26. März bis 2. April: Karwoche und Ostern

-  von weiß nach schwarz nach weiß.

Die Passionsandachten von Montag bis Mittwoch der Karwoche (26.-28. März) in der Leonhardskirche führten die Teilnehmenden an den Leidensweg Jesu heran. Pfarrerin Mechthild Martzy stellte das „Hungertuch“ des haitianischen Künstlers Jacques Chéry in den Mittelpunkt der abendlichen Besinnungen.  

Es folgten drei gewichtige Stationen des Kirchenjahres in großer Dichte – das war von Gründonnerstag bis Ostermontag in unseren Kirchen zu erleben:

Gründonnerstag, der Tag mit weißen Paramenten mitten in der Karwoche - er wurde mit zwei unterschiedlichen Gottesdiensten gefeiert: In der Leonhardskirche als Familiengottesdienst mit Abendmahl unter Leitung von Vikarin Häfele, in der Martinskirche als Abendmahlsgottesdienst im Sitzkreis unter Leitung von Pfarrerin Herminghaus. Gründonnerstag – Tag der Stärkung des Vertrauens auf die rettende Hand Gottes, ehe dann der Schreckenstag der Kreuzigung Jesu anbricht.

Karfreitag, der Tag mit den schwarzen Paramenten, wurde in der Leonhardskirche musikalisch vom Posaunenchor unter Leitung von Michael Egetenmeyer und Markus Hauff an der Orgel gestaltet; Pfarrer Hauff machte in seiner Predigt zu einem Abschnitt aus Hebräer 9 deutlich, dass der Karfreitag zeige, wie sehr Gott uns wert achte, denn er setze sich nicht nur mit etwas oder viel, sondern mit dem Leben seines Sohnes für uns ein. In der Martinskirche führte Pfarrerin Herminghaus durch den Gottesdienst. Es waren der Kirchenchor und Conrad Schütze an der Orgel zu hören, und die Gemeinde wurde in den großen Spannungsbogen der Passionsgeschichte hineingenommen.
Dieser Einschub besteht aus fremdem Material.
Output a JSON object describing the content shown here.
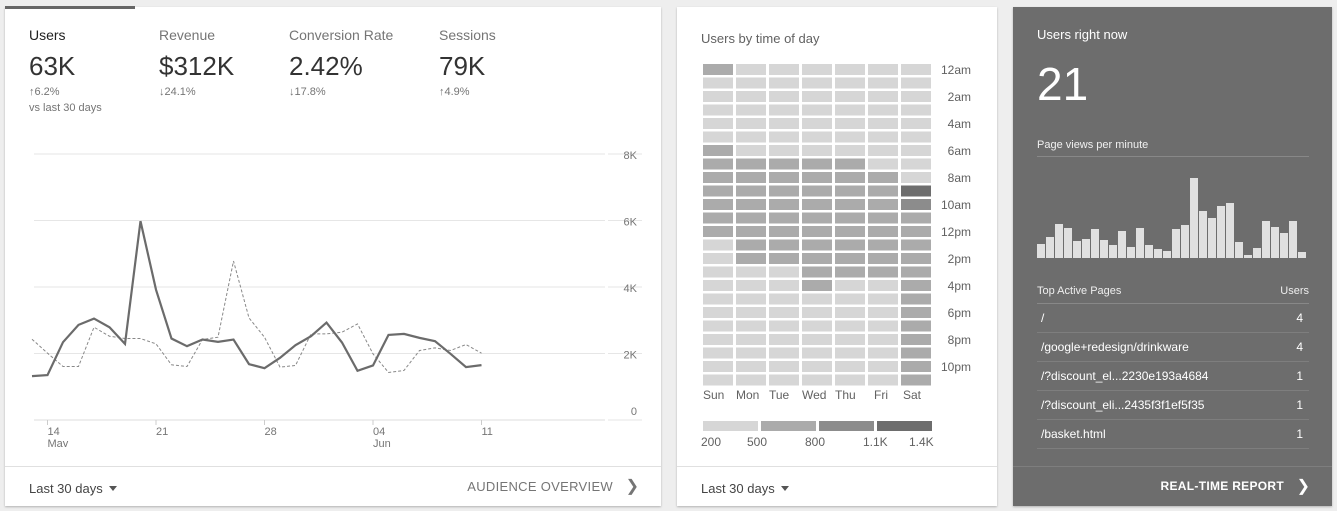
{
  "overview": {
    "metrics": [
      {
        "label": "Users",
        "value": "63K",
        "change": "↑6.2%",
        "active": true
      },
      {
        "label": "Revenue",
        "value": "$312K",
        "change": "↓24.1%"
      },
      {
        "label": "Conversion Rate",
        "value": "2.42%",
        "change": "↓17.8%"
      },
      {
        "label": "Sessions",
        "value": "79K",
        "change": "↑4.9%"
      }
    ],
    "comparison": "vs last 30 days",
    "date_range": "Last 30 days",
    "link": "AUDIENCE OVERVIEW"
  },
  "chart_data": [
    {
      "type": "line",
      "y_ticks": [
        "0",
        "2K",
        "4K",
        "6K",
        "8K"
      ],
      "ylim": [
        0,
        8000
      ],
      "grid": true,
      "x_ticks": [
        {
          "day": "14",
          "month": "May"
        },
        {
          "day": "21",
          "month": ""
        },
        {
          "day": "28",
          "month": ""
        },
        {
          "day": "04",
          "month": "Jun"
        },
        {
          "day": "11",
          "month": ""
        }
      ],
      "x": "May 13 – Jun 11 (daily)",
      "series": [
        {
          "style": "solid",
          "values": [
            1320,
            1350,
            2340,
            2860,
            3050,
            2790,
            2290,
            5980,
            3920,
            2450,
            2220,
            2420,
            2350,
            2420,
            1680,
            1560,
            1870,
            2250,
            2520,
            2930,
            2330,
            1480,
            1640,
            2560,
            2590,
            2470,
            2370,
            1990,
            1590,
            1650
          ]
        },
        {
          "style": "dashed",
          "values": [
            2430,
            2010,
            1610,
            1610,
            2790,
            2520,
            2450,
            2450,
            2290,
            1660,
            1610,
            2420,
            2490,
            4780,
            3070,
            2490,
            1590,
            1640,
            2590,
            2590,
            2640,
            2890,
            1990,
            1430,
            1490,
            2090,
            2170,
            2090,
            2270,
            2010
          ]
        }
      ]
    },
    {
      "type": "heatmap",
      "title": "Users by time of day",
      "columns": [
        "Sun",
        "Mon",
        "Tue",
        "Wed",
        "Thu",
        "Fri",
        "Sat"
      ],
      "row_labels": [
        "12am",
        "2am",
        "4am",
        "6am",
        "8am",
        "10am",
        "12pm",
        "2pm",
        "4pm",
        "6pm",
        "8pm",
        "10pm"
      ],
      "legend": [
        "200",
        "500",
        "800",
        "1.1K",
        "1.4K"
      ],
      "levels": [
        [
          1,
          0,
          0,
          0,
          0,
          0,
          0
        ],
        [
          0,
          0,
          0,
          0,
          0,
          0,
          0
        ],
        [
          0,
          0,
          0,
          0,
          0,
          0,
          0
        ],
        [
          0,
          0,
          0,
          0,
          0,
          0,
          0
        ],
        [
          0,
          0,
          0,
          0,
          0,
          0,
          0
        ],
        [
          0,
          0,
          0,
          0,
          0,
          0,
          0
        ],
        [
          1,
          0,
          0,
          0,
          0,
          0,
          0
        ],
        [
          1,
          1,
          1,
          1,
          1,
          0,
          0
        ],
        [
          1,
          1,
          1,
          1,
          1,
          1,
          0
        ],
        [
          1,
          1,
          1,
          1,
          1,
          1,
          3
        ],
        [
          1,
          1,
          1,
          1,
          1,
          1,
          2
        ],
        [
          1,
          1,
          1,
          1,
          1,
          1,
          1
        ],
        [
          1,
          1,
          1,
          1,
          1,
          1,
          1
        ],
        [
          0,
          1,
          1,
          1,
          1,
          1,
          1
        ],
        [
          0,
          1,
          1,
          1,
          1,
          1,
          1
        ],
        [
          0,
          0,
          0,
          1,
          1,
          1,
          1
        ],
        [
          0,
          0,
          0,
          1,
          0,
          0,
          1
        ],
        [
          0,
          0,
          0,
          0,
          0,
          0,
          1
        ],
        [
          0,
          0,
          0,
          0,
          0,
          0,
          1
        ],
        [
          0,
          0,
          0,
          0,
          0,
          0,
          1
        ],
        [
          0,
          0,
          0,
          0,
          0,
          0,
          1
        ],
        [
          0,
          0,
          0,
          0,
          0,
          0,
          1
        ],
        [
          0,
          0,
          0,
          0,
          0,
          0,
          1
        ],
        [
          0,
          0,
          0,
          0,
          0,
          0,
          1
        ]
      ],
      "colors": [
        "#d6d6d6",
        "#ababab",
        "#8c8c8c",
        "#6d6d6d"
      ]
    },
    {
      "type": "bar",
      "title": "Page views per minute",
      "values": [
        42,
        63,
        102,
        90,
        51,
        57,
        87,
        54,
        39,
        81,
        33,
        90,
        39,
        27,
        21,
        87,
        99,
        240,
        141,
        120,
        156,
        165,
        48,
        9,
        30,
        111,
        93,
        75,
        111,
        18
      ]
    }
  ],
  "heatmap_card": {
    "title": "Users by time of day",
    "date_range": "Last 30 days"
  },
  "realtime": {
    "title": "Users right now",
    "value": "21",
    "sub": "Page views per minute",
    "table_header": [
      "Top Active Pages",
      "Users"
    ],
    "rows": [
      {
        "page": "/",
        "users": "4"
      },
      {
        "page": "/google+redesign/drinkware",
        "users": "4"
      },
      {
        "page": "/?discount_el...2230e193a4684",
        "users": "1"
      },
      {
        "page": "/?discount_eli...2435f3f1ef5f35",
        "users": "1"
      },
      {
        "page": "/basket.html",
        "users": "1"
      }
    ],
    "link": "REAL-TIME REPORT"
  }
}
Dann wurden die Paramente noch einmal nach weiß gewechselt und die neuen Osterkerzen in Dienst genommen: am Ostersonntag. Er begann mit der Osternachts-Feier um 5.30 Uhr in der Martinskirche, die vom Frauentreff, Konfirmanden und Pfarrerin Herminghaus gestaltet wurde und in ein Osterfrühstück im Gemeindehaus einmündete, das Kirsten von Thun federführend vorbereitet hatte. Um 6.30 Uhr wurde in der Morgendämmerung auf dem Friedhof die Auferstehungsfeier gehalten, durch die der Posaunenchor unter Leitung von Hans-Jörg Häge und Pfarrer Hauff führten.
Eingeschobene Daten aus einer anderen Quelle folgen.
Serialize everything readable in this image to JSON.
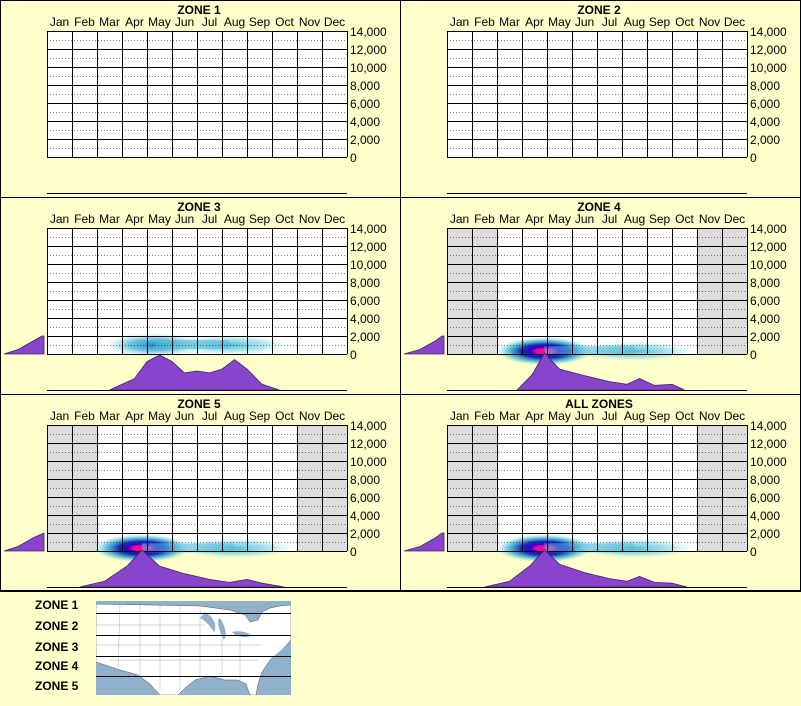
{
  "colors": {
    "background": "#FFFFCC",
    "grid": "#000000",
    "shade": "#DDDDDD",
    "elevation_fill": "#8844CC",
    "map_water": "#8FB1CC",
    "map_land": "#FFFFFF"
  },
  "months": [
    "Jan",
    "Feb",
    "Mar",
    "Apr",
    "May",
    "Jun",
    "Jul",
    "Aug",
    "Sep",
    "Oct",
    "Nov",
    "Dec"
  ],
  "y_ticks": [
    "14,000",
    "12,000",
    "10,000",
    "8,000",
    "6,000",
    "4,000",
    "2,000",
    "0"
  ],
  "chart_data": [
    {
      "type": "heatmap",
      "title": "ZONE 1",
      "x": [
        "Jan",
        "Feb",
        "Mar",
        "Apr",
        "May",
        "Jun",
        "Jul",
        "Aug",
        "Sep",
        "Oct",
        "Nov",
        "Dec"
      ],
      "ylim": [
        0,
        14000
      ],
      "shaded_months": [],
      "hotspots": [],
      "elevation_profile": [],
      "seasonal_profile": []
    },
    {
      "type": "heatmap",
      "title": "ZONE 2",
      "x": [
        "Jan",
        "Feb",
        "Mar",
        "Apr",
        "May",
        "Jun",
        "Jul",
        "Aug",
        "Sep",
        "Oct",
        "Nov",
        "Dec"
      ],
      "ylim": [
        0,
        14000
      ],
      "shaded_months": [],
      "hotspots": [],
      "elevation_profile": [],
      "seasonal_profile": []
    },
    {
      "type": "heatmap",
      "title": "ZONE 3",
      "x": [
        "Jan",
        "Feb",
        "Mar",
        "Apr",
        "May",
        "Jun",
        "Jul",
        "Aug",
        "Sep",
        "Oct",
        "Nov",
        "Dec"
      ],
      "ylim": [
        0,
        14000
      ],
      "shaded_months": [],
      "hotspots": [
        {
          "month": 5.3,
          "elev": 1000,
          "intensity": 0.45
        },
        {
          "month": 8.3,
          "elev": 1000,
          "intensity": 0.3
        }
      ],
      "elevation_profile": [
        [
          0,
          0
        ],
        [
          500,
          0.35
        ],
        [
          1000,
          0.55
        ],
        [
          1500,
          0.75
        ],
        [
          2000,
          0.95
        ]
      ],
      "seasonal_profile": [
        [
          3.5,
          0
        ],
        [
          4.5,
          0.3
        ],
        [
          5.0,
          0.75
        ],
        [
          5.5,
          0.92
        ],
        [
          6.0,
          0.75
        ],
        [
          6.5,
          0.45
        ],
        [
          7.0,
          0.5
        ],
        [
          7.5,
          0.45
        ],
        [
          8.0,
          0.55
        ],
        [
          8.5,
          0.8
        ],
        [
          9.0,
          0.55
        ],
        [
          9.6,
          0.15
        ],
        [
          10.3,
          0
        ]
      ]
    },
    {
      "type": "heatmap",
      "title": "ZONE 4",
      "x": [
        "Jan",
        "Feb",
        "Mar",
        "Apr",
        "May",
        "Jun",
        "Jul",
        "Aug",
        "Sep",
        "Oct",
        "Nov",
        "Dec"
      ],
      "ylim": [
        0,
        14000
      ],
      "shaded_months": [
        "Jan",
        "Feb",
        "Nov",
        "Dec"
      ],
      "hotspots": [
        {
          "month": 4.9,
          "elev": 300,
          "intensity": 1.0
        },
        {
          "month": 8.5,
          "elev": 300,
          "intensity": 0.25
        }
      ],
      "elevation_profile": [
        [
          0,
          0
        ],
        [
          500,
          0.4
        ],
        [
          1000,
          0.6
        ],
        [
          1500,
          0.8
        ],
        [
          2000,
          0.95
        ]
      ],
      "seasonal_profile": [
        [
          3.8,
          0
        ],
        [
          4.4,
          0.4
        ],
        [
          4.9,
          0.97
        ],
        [
          5.5,
          0.55
        ],
        [
          6.5,
          0.38
        ],
        [
          7.5,
          0.22
        ],
        [
          8.2,
          0.15
        ],
        [
          8.7,
          0.3
        ],
        [
          9.3,
          0.12
        ],
        [
          10.0,
          0.15
        ],
        [
          10.5,
          0
        ]
      ]
    },
    {
      "type": "heatmap",
      "title": "ZONE 5",
      "x": [
        "Jan",
        "Feb",
        "Mar",
        "Apr",
        "May",
        "Jun",
        "Jul",
        "Aug",
        "Sep",
        "Oct",
        "Nov",
        "Dec"
      ],
      "ylim": [
        0,
        14000
      ],
      "shaded_months": [
        "Jan",
        "Feb",
        "Nov",
        "Dec"
      ],
      "hotspots": [
        {
          "month": 4.8,
          "elev": 300,
          "intensity": 1.0
        },
        {
          "month": 8.5,
          "elev": 300,
          "intensity": 0.22
        }
      ],
      "elevation_profile": [
        [
          0,
          0
        ],
        [
          500,
          0.35
        ],
        [
          1000,
          0.55
        ],
        [
          1500,
          0.75
        ],
        [
          2000,
          1.0
        ]
      ],
      "seasonal_profile": [
        [
          2.3,
          0
        ],
        [
          3.3,
          0.15
        ],
        [
          4.2,
          0.55
        ],
        [
          4.8,
          0.97
        ],
        [
          5.5,
          0.55
        ],
        [
          6.5,
          0.35
        ],
        [
          7.5,
          0.2
        ],
        [
          8.3,
          0.12
        ],
        [
          9.0,
          0.2
        ],
        [
          9.6,
          0.1
        ],
        [
          10.5,
          0
        ]
      ]
    },
    {
      "type": "heatmap",
      "title": "ALL ZONES",
      "x": [
        "Jan",
        "Feb",
        "Mar",
        "Apr",
        "May",
        "Jun",
        "Jul",
        "Aug",
        "Sep",
        "Oct",
        "Nov",
        "Dec"
      ],
      "ylim": [
        0,
        14000
      ],
      "shaded_months": [
        "Jan",
        "Feb",
        "Nov",
        "Dec"
      ],
      "hotspots": [
        {
          "month": 4.9,
          "elev": 300,
          "intensity": 1.0
        },
        {
          "month": 8.5,
          "elev": 300,
          "intensity": 0.25
        }
      ],
      "elevation_profile": [
        [
          0,
          0
        ],
        [
          500,
          0.4
        ],
        [
          1000,
          0.6
        ],
        [
          1500,
          0.8
        ],
        [
          2000,
          0.95
        ]
      ],
      "seasonal_profile": [
        [
          2.5,
          0
        ],
        [
          3.5,
          0.15
        ],
        [
          4.3,
          0.55
        ],
        [
          4.9,
          0.97
        ],
        [
          5.5,
          0.6
        ],
        [
          6.5,
          0.38
        ],
        [
          7.5,
          0.22
        ],
        [
          8.2,
          0.15
        ],
        [
          8.7,
          0.28
        ],
        [
          9.3,
          0.12
        ],
        [
          10.0,
          0.1
        ],
        [
          10.6,
          0
        ]
      ]
    }
  ],
  "legend": {
    "zones": [
      "ZONE 1",
      "ZONE 2",
      "ZONE 3",
      "ZONE 4",
      "ZONE 5"
    ]
  }
}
Im Mittelpunkt der Osterfestgottesdienste stand der Lobgesang der Hanna aus dem Alten Testament, die nach Erfahrungen von Demütigung und Kränkung, aber auch Gottes Hilfe eben diesem Gott ihren Lobgesang widmet, in dem sie ihn als den preist, der lebendig macht und von den Toten heraufführt. Pfarrerin Martzy und der Kirchenchor zeichneten für den Osterfestgottesdienst in der Leonhardskirche verantwortlich. In der Martinskirche waren der Posaunenchor unter Leitung von Hans-Jörg Häge, Markus Hauff an der Orgel und Pfarrer Hauff mit der Predigt zu hören. Nach dem Gottesdienst machte sich der Posaunenchor zum Langenauer Gesundheitszentrum auf, um auch dorthin die musikalische Osterbotschaft zu tragen.

Am Ostermontag schloss die Evangelische Messe mit Pfarrerin Herminghaus in der Martinskirche diese besondere Zeit noch einmal auf festliche Weise ab.